Abstract
THAP1, the founding member of a previously uncharacterized large family of cellular proteins (THAP proteins), is a sequence-specific DNA-binding factor that has recently been shown to regulate cell proliferation through modulation of pRb/E2F cell cycle target genes. THAP1 shares its DNA-binding THAP zinc finger domain with Drosophila P element transposase, zebrafish E2F6, and several nematode proteins interacting genetically with the retinoblastoma protein pRb.
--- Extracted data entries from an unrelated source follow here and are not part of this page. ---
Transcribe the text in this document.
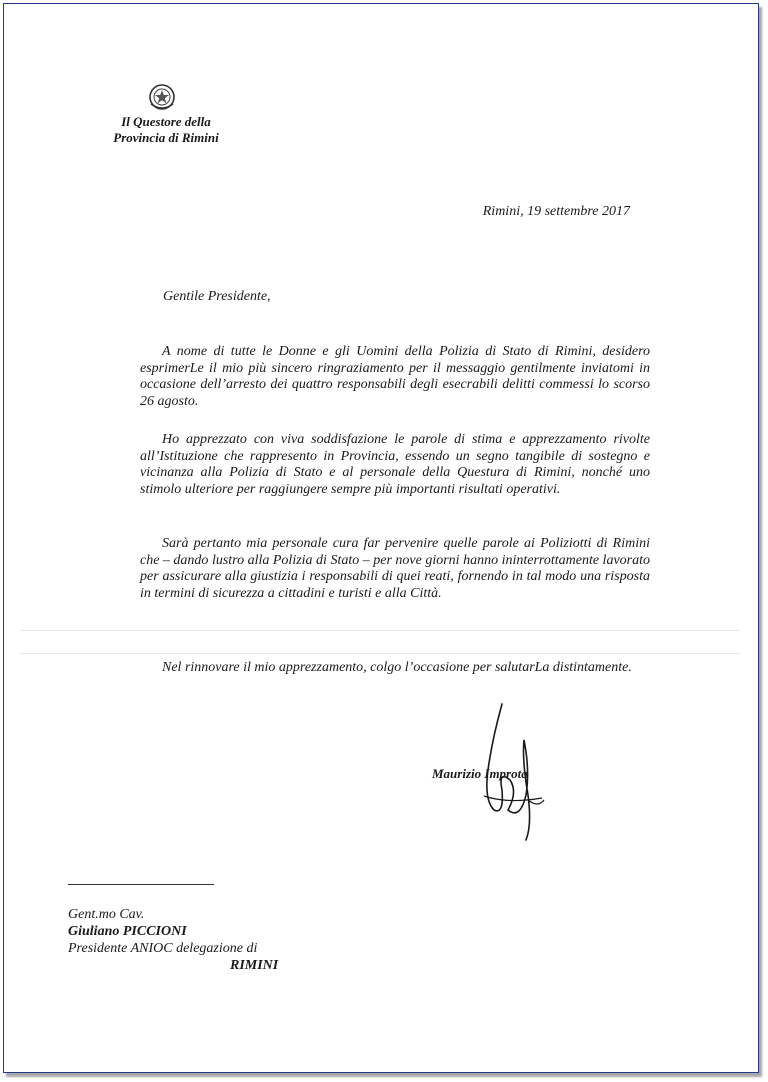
Il Questore della
Provincia di Rimini
Rimini, 19 settembre 2017
Gentile Presidente,
A nome di tutte le Donne e gli Uomini della Polizia di Stato di Rimini, desidero esprimerLe il mio più sincero ringraziamento per il messaggio gentilmente inviatomi in occasione dell’arresto dei quattro responsabili degli esecrabili delitti commessi lo scorso 26 agosto.
Ho apprezzato con viva soddisfazione le parole di stima e apprezzamento rivolte all’Istituzione che rappresento in Provincia, essendo un segno tangibile di sostegno e vicinanza alla Polizia di Stato e al personale della Questura di Rimini, nonché uno stimolo ulteriore per raggiungere sempre più importanti risultati operativi.
Sarà pertanto mia personale cura far pervenire quelle parole ai Poliziotti di Rimini che – dando lustro alla Polizia di Stato – per nove giorni hanno ininterrottamente lavorato per assicurare alla giustizia i responsabili di quei reati, fornendo in tal modo una risposta in termini di sicurezza a cittadini e turisti e alla Città.
Nel rinnovare il mio apprezzamento, colgo l’occasione per salutarLa distintamente.
Maurizio Improta
Gent.mo Cav.
Giuliano PICCIONI
Presidente ANIOC delegazione di
RIMINI
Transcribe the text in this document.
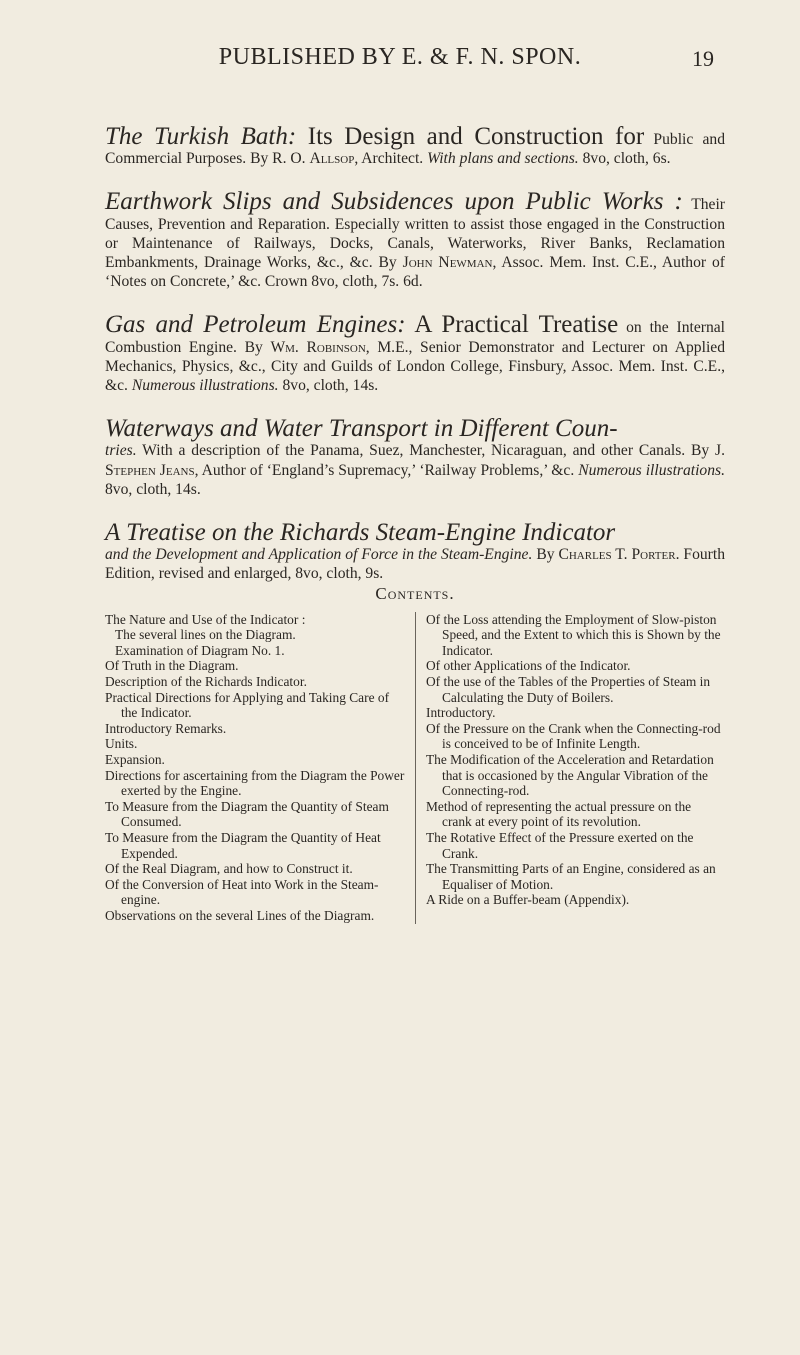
PUBLISHED BY E. & F. N. SPON.	19
The Turkish Bath: Its Design and Construction for Public and Commercial Purposes. By R. O. Allsop, Architect. With plans and sections. 8vo, cloth, 6s.
Earthwork Slips and Subsidences upon Public Works : Their Causes, Prevention and Reparation. Especially written to assist those engaged in the Construction or Maintenance of Railways, Docks, Canals, Waterworks, River Banks, Reclamation Embankments, Drainage Works, &c., &c. By John Newman, Assoc. Mem. Inst. C.E., Author of ‘Notes on Concrete,’ &c. Crown 8vo, cloth, 7s. 6d.
Gas and Petroleum Engines: A Practical Treatise on the Internal Combustion Engine. By Wm. Robinson, M.E., Senior Demonstrator and Lecturer on Applied Mechanics, Physics, &c., City and Guilds of London College, Finsbury, Assoc. Mem. Inst. C.E., &c. Numerous illustrations. 8vo, cloth, 14s.
Waterways and Water Transport in Different Coun-
tries. With a description of the Panama, Suez, Manchester, Nicaraguan, and other Canals. By J. Stephen Jeans, Author of ‘England’s Supremacy,’ ‘Railway Problems,’ &c. Numerous illustrations. 8vo, cloth, 14s.
A Treatise on the Richards Steam-Engine Indicator
and the Development and Application of Force in the Steam-Engine. By Charles T. Porter. Fourth Edition, revised and enlarged, 8vo, cloth, 9s.
Contents.
The Nature and Use of the Indicator :
The several lines on the Diagram.
Examination of Diagram No. 1.
Of Truth in the Diagram.
Description of the Richards Indicator.
Practical Directions for Applying and Taking Care of the Indicator.
Introductory Remarks.
Units.
Expansion.
Directions for ascertaining from the Diagram the Power exerted by the Engine.
To Measure from the Diagram the Quantity of Steam Consumed.
To Measure from the Diagram the Quantity of Heat Expended.
Of the Real Diagram, and how to Construct it.
Of the Conversion of Heat into Work in the Steam-engine.
Observations on the several Lines of the Diagram.
Of the Loss attending the Employment of Slow-piston Speed, and the Extent to which this is Shown by the Indicator.
Of other Applications of the Indicator.
Of the use of the Tables of the Properties of Steam in Calculating the Duty of Boilers.
Introductory.
Of the Pressure on the Crank when the Connecting-rod is conceived to be of Infinite Length.
The Modification of the Acceleration and Retardation that is occasioned by the Angular Vibration of the Connecting-rod.
Method of representing the actual pressure on the crank at every point of its revolution.
The Rotative Effect of the Pressure exerted on the Crank.
The Transmitting Parts of an Engine, considered as an Equaliser of Motion.
A Ride on a Buffer-beam (Appendix).
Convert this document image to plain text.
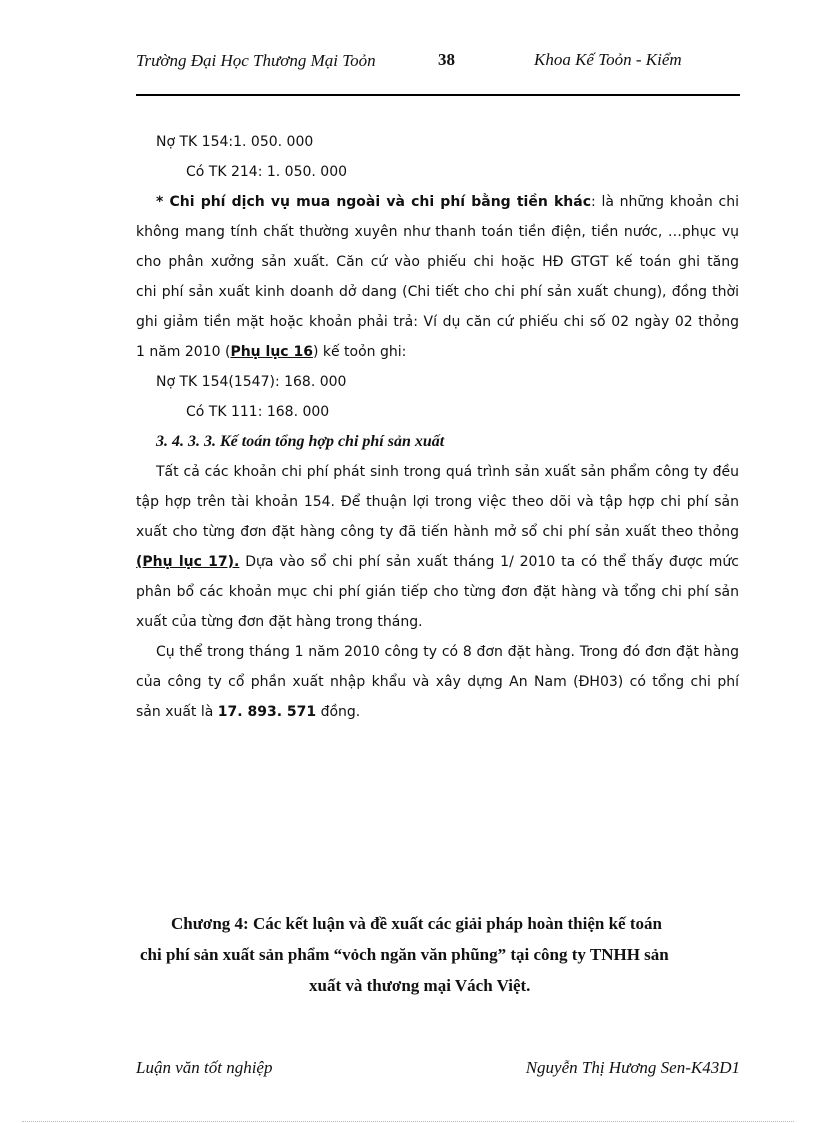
Trường Đại Học Thương Mại Toỏn	38	Khoa Kế Toỏn - Kiểm
Nợ TK 154:1. 050. 000
Có TK 214: 1. 050. 000
* Chi phí dịch vụ mua ngoài và chi phí bằng tiền khác: là những khoản chi
không mang tính chất thường xuyên như thanh toán tiền điện, tiền nước, …phục vụ
cho phân xưởng sản xuất. Căn cứ vào phiếu chi hoặc HĐ GTGT kế toán ghi tăng
chi phí sản xuất kinh doanh dở dang (Chi tiết cho chi phí sản xuất chung), đồng thời
ghi giảm tiền mặt hoặc khoản phải trả: Ví dụ căn cứ phiếu chi số 02 ngày 02 thỏng
1 năm 2010 (Phụ lục 16) kế toỏn ghi:
Nợ TK 154(1547): 168. 000
Có TK 111: 168. 000
3. 4. 3. 3. Kế toán tổng hợp chi phí sản xuất
Tất cả các khoản chi phí phát sinh trong quá trình sản xuất sản phẩm công ty đều
tập hợp trên tài khoản 154. Để thuận lợi trong việc theo dõi và tập hợp chi phí sản
xuất cho từng đơn đặt hàng công ty đã tiến hành mở sổ chi phí sản xuất theo thỏng
(Phụ lục 17). Dựa vào sổ chi phí sản xuất tháng 1/ 2010 ta có thể thấy được mức
phân bổ các khoản mục chi phí gián tiếp cho từng đơn đặt hàng và tổng chi phí sản
xuất của từng đơn đặt hàng trong tháng.
Cụ thể trong tháng 1 năm 2010 công ty có 8 đơn đặt hàng. Trong đó đơn đặt hàng
của công ty cổ phần xuất nhập khẩu và xây dựng An Nam (ĐH03) có tổng chi phí
sản xuất là 17. 893. 571 đồng.
Chương 4: Các kết luận và đề xuất các giải pháp hoàn thiện kế toán
chi phí sản xuất sản phẩm “vỏch ngăn văn phũng” tại công ty TNHH sản
xuất và thương mại Vách Việt.
Luận văn tốt nghiệp	Nguyễn Thị Hương Sen-K43D1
In this study, we report the three-dimensional structure and structure-function relationships of the THAP zinc finger of human THAP1. Deletion mutagenesis and multidimensional NMR spectroscopy revealed that the THAP domain of THAP1 is an atypical zinc finger of approximately 80 residues, distinguished by the presence between the C2CH zinc coordinating residues of a short antiparallel beta-sheet interspersed by a long loop-helix-loop insertion. Alanine scanning mutagenesis of this loop-helix-loop motif resulted in the identification of a number of critical residues for DNA recognition. NMR chemical shift perturbation analysis was used to further characterize the residues involved in DNA binding. The combination of the mutagenesis and NMR data allowed the mapping of the DNA binding interface of the THAP zinc finger to a highly positively charged area harboring multiple lysine and arginine residues. Together, these data represent the first structure-function analysis of a functional THAP domain, with demonstrated sequence-specific DNA binding activity. They also provide a structural framework for understanding DNA recognition by this atypical zinc finger, which defines a novel family of cellular factors linked to cell proliferation and pRb/E2F cell cycle pathways in humans, fish, and nematodes.
Highlights
We showed that the THAP domain of THAP1, the prototype of the THAP family [8], possesses zinc-dependent sequence-specific DNA binding activity and recognizes a consensus DNA target sequence of 11 nucleotides (THABS, for the THAP1 binding sequence) [7], considerably larger than the 3– 4 nucleotides motif typically recognized by classical C2H2 zinc fingers [2, 7]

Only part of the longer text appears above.